Lord of the Flies is sort of an ur-text for me—one of those books whose influence on me is probably pervasive in ways that I’m not even aware of. I love writing about that secret world of childhood, the things kids get up to when they’re left to their own devices, the moments when they bump against the adult world and encounter situations that they can’t understand or deal with on their own. Plus, I just think that cover looks great.
So, I did a reverse image search on Google and found a bunch of art that resembled the painting on that Lord of the Flies cover, and from there, I dug around and looked at work by a bunch of different artists. The painting on my cover is by Madalina Panaghie—she was one of a few different people whose work I sent along when the press asked for my input. The rest of the cover design is by adam bohannon. I couldn’t be happier with how it all looks.
WHY did you choose “My Prisoner” to be the title story for the collection?
Originally, the manuscript was titled after a different story, “The Familiar Dark.” I changed it after I wrote the story “My Prisoner,” which I had tried drafting several times over several years before finally getting a version that worked. In early drafts, the protagonist was an adult; I eventually thought to rewrite it with the protagonist as a child (maybe that Lord of the Flies influence at work), and for whatever reason, that made the entire story shift into focus for me.

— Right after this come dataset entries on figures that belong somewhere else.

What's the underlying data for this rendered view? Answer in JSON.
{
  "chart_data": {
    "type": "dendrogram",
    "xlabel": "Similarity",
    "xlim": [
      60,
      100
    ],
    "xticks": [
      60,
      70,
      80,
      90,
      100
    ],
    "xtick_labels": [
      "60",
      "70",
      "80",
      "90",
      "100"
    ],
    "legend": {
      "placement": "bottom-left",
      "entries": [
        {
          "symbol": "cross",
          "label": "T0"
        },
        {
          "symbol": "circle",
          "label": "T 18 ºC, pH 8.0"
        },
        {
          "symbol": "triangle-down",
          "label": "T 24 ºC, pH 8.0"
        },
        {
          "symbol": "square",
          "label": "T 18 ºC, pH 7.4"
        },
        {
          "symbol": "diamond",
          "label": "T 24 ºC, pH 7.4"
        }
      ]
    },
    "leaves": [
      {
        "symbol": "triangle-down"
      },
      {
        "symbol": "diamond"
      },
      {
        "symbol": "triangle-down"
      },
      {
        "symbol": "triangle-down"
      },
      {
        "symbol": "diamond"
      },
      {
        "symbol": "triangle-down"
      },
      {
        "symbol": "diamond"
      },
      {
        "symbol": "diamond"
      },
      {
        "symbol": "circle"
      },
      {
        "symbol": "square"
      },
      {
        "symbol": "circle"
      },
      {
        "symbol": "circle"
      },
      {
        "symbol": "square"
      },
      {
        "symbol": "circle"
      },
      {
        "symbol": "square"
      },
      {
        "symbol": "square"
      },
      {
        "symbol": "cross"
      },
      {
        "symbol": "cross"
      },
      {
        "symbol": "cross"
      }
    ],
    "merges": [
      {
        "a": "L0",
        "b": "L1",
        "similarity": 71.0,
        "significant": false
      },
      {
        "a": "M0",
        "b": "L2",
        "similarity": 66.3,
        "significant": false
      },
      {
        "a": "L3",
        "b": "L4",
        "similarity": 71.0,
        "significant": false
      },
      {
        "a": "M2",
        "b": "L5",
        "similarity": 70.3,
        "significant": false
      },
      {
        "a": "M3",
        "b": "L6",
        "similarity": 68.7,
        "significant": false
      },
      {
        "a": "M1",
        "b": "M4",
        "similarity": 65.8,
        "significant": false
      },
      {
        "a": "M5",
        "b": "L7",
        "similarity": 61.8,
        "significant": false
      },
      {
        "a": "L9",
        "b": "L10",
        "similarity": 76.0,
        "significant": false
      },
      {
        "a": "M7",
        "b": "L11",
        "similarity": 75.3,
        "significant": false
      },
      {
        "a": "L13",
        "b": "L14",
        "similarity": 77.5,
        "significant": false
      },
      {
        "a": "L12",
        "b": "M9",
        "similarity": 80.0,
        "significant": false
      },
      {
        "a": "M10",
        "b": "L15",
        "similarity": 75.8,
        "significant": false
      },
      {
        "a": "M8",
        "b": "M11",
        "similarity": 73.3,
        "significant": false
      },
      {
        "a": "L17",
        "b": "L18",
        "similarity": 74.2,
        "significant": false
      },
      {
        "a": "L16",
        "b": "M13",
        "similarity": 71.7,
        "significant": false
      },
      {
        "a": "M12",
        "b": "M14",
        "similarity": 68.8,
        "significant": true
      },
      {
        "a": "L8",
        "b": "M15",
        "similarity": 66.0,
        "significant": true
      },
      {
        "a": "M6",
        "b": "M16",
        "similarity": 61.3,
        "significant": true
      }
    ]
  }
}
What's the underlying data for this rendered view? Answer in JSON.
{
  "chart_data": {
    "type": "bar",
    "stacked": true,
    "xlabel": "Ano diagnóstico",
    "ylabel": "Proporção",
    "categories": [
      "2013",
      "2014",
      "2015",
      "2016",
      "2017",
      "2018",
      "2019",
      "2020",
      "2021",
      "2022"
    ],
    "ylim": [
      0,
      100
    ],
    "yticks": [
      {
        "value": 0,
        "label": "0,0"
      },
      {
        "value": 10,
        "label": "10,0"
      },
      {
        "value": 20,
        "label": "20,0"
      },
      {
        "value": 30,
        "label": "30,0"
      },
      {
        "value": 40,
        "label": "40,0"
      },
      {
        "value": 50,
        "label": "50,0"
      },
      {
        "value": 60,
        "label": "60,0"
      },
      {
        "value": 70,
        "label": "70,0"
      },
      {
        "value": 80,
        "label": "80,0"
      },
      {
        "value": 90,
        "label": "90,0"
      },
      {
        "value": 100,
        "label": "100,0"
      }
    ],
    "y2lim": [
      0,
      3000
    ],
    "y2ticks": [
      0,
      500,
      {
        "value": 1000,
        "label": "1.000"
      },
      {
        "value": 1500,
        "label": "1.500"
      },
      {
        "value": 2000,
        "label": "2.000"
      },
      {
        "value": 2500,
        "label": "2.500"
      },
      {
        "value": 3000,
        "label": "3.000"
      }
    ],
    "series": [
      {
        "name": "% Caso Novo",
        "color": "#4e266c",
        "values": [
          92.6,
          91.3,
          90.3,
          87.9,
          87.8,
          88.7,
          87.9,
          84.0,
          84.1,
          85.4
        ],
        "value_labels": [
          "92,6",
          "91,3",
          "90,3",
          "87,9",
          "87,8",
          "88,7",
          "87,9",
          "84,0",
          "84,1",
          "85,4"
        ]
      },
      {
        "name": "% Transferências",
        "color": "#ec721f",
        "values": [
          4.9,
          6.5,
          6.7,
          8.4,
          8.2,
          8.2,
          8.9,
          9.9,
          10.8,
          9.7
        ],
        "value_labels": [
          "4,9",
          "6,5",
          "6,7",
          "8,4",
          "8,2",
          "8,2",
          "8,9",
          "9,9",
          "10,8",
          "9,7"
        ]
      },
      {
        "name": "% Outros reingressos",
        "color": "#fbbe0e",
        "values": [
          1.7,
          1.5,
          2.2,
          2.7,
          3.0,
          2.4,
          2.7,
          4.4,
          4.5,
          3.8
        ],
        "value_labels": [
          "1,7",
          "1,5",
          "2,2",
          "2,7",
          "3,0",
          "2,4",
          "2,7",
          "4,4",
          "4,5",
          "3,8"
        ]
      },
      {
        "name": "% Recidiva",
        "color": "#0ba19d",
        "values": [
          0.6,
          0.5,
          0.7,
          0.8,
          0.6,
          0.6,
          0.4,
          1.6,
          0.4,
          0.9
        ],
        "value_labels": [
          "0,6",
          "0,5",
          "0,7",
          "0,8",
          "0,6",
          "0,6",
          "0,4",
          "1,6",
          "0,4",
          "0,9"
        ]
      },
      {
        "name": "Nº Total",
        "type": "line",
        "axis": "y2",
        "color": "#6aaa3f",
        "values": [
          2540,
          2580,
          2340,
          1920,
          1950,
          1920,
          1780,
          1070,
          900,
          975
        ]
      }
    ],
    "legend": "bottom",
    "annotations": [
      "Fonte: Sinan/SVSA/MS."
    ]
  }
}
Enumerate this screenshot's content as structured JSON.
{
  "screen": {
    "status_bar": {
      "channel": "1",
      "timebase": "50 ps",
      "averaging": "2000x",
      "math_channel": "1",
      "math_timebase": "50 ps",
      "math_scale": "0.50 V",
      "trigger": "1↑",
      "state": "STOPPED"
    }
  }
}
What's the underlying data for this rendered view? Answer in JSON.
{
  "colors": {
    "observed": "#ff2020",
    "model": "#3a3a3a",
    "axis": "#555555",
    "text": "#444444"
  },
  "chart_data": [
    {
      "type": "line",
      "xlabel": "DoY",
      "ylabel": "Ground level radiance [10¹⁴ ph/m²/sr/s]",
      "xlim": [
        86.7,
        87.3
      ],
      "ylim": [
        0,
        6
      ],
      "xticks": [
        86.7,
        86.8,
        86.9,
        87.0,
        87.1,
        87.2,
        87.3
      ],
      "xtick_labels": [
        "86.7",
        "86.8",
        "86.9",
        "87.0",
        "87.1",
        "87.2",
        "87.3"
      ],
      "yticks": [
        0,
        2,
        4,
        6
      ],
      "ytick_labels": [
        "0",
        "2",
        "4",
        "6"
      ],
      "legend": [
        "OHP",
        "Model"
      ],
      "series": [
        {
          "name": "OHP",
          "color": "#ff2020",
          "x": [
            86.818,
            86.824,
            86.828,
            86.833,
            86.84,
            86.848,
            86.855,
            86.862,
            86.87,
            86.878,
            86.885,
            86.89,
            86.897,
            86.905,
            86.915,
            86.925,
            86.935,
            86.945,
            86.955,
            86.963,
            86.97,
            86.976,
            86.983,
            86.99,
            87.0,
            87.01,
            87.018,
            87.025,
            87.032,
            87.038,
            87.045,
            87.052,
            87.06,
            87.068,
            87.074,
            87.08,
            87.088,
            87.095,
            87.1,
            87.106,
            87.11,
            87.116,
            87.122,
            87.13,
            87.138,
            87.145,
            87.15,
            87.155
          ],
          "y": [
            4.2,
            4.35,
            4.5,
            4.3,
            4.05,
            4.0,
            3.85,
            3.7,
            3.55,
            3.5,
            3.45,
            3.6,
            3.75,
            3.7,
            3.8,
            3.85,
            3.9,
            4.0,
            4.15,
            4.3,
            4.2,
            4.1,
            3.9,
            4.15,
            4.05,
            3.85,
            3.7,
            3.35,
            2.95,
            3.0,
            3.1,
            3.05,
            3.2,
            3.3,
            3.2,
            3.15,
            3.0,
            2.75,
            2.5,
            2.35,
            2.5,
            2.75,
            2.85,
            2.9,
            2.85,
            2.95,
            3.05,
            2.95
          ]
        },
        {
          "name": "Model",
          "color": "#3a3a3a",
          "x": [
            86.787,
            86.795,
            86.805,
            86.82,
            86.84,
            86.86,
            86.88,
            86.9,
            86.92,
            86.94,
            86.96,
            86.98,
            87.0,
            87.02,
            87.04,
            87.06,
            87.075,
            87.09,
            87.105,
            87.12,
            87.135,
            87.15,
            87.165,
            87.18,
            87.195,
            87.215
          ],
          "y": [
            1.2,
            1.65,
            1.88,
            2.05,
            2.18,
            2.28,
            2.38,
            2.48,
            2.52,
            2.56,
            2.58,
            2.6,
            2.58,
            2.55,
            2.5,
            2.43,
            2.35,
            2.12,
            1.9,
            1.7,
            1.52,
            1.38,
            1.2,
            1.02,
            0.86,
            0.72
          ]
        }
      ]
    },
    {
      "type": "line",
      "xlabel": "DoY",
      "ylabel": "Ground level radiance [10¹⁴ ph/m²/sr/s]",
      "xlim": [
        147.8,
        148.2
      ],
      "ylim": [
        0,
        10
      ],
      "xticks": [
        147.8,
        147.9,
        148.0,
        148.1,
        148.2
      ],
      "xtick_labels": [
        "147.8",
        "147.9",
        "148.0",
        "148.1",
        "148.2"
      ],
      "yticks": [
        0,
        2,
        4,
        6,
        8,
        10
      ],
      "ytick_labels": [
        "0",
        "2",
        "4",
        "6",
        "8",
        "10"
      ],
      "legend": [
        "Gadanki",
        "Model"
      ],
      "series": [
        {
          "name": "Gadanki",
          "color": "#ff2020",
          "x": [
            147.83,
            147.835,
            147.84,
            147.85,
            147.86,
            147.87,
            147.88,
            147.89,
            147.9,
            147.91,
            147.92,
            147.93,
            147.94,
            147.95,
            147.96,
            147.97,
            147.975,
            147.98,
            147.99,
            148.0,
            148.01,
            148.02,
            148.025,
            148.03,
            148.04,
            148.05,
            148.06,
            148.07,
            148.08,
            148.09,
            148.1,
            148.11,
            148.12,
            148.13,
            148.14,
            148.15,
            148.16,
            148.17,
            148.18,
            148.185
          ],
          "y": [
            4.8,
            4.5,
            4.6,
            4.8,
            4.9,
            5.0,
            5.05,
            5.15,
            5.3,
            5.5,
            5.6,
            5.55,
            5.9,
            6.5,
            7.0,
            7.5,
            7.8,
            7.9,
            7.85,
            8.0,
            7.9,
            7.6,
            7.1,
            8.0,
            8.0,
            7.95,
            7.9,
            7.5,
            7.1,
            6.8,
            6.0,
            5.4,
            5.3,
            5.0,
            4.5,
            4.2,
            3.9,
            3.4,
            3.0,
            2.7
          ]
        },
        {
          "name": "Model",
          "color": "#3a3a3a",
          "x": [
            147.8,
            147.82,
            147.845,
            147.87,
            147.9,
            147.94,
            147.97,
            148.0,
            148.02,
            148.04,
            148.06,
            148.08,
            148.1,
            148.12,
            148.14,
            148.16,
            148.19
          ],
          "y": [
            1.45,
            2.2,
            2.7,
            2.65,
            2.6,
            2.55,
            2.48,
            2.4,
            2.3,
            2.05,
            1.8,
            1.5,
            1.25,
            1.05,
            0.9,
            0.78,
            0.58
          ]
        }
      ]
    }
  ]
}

As soon as I finished writing “My Prisoner,” I knew that it had to be the new title story. I don’t necessarily want to call it the “best” story in the collection, but when I finished it, it felt like sort of a culmination of everything I had been trying to do in the years since I’d started writing. All of the stuff that I try to teach my students is on display in that story, and just everything about it—the characters, settings, themes, even the narrative structure—feels very representative of my work. Sort of like with “Hand-Me-Downs,” that story just feels, to me, like a Tyler McAndrew story.
When I wrote “My Prisoner,” I also already had one other prison-related story in the manuscript, plus an idea for a third. I realized that those three stories could act as sort of a backbone or a throughline for the collection—they appear at the beginning, middle, and end of the book—so I thought it’d be good to name the collection after one of them, and of those three, “My Prisoner” just felt like the best choice.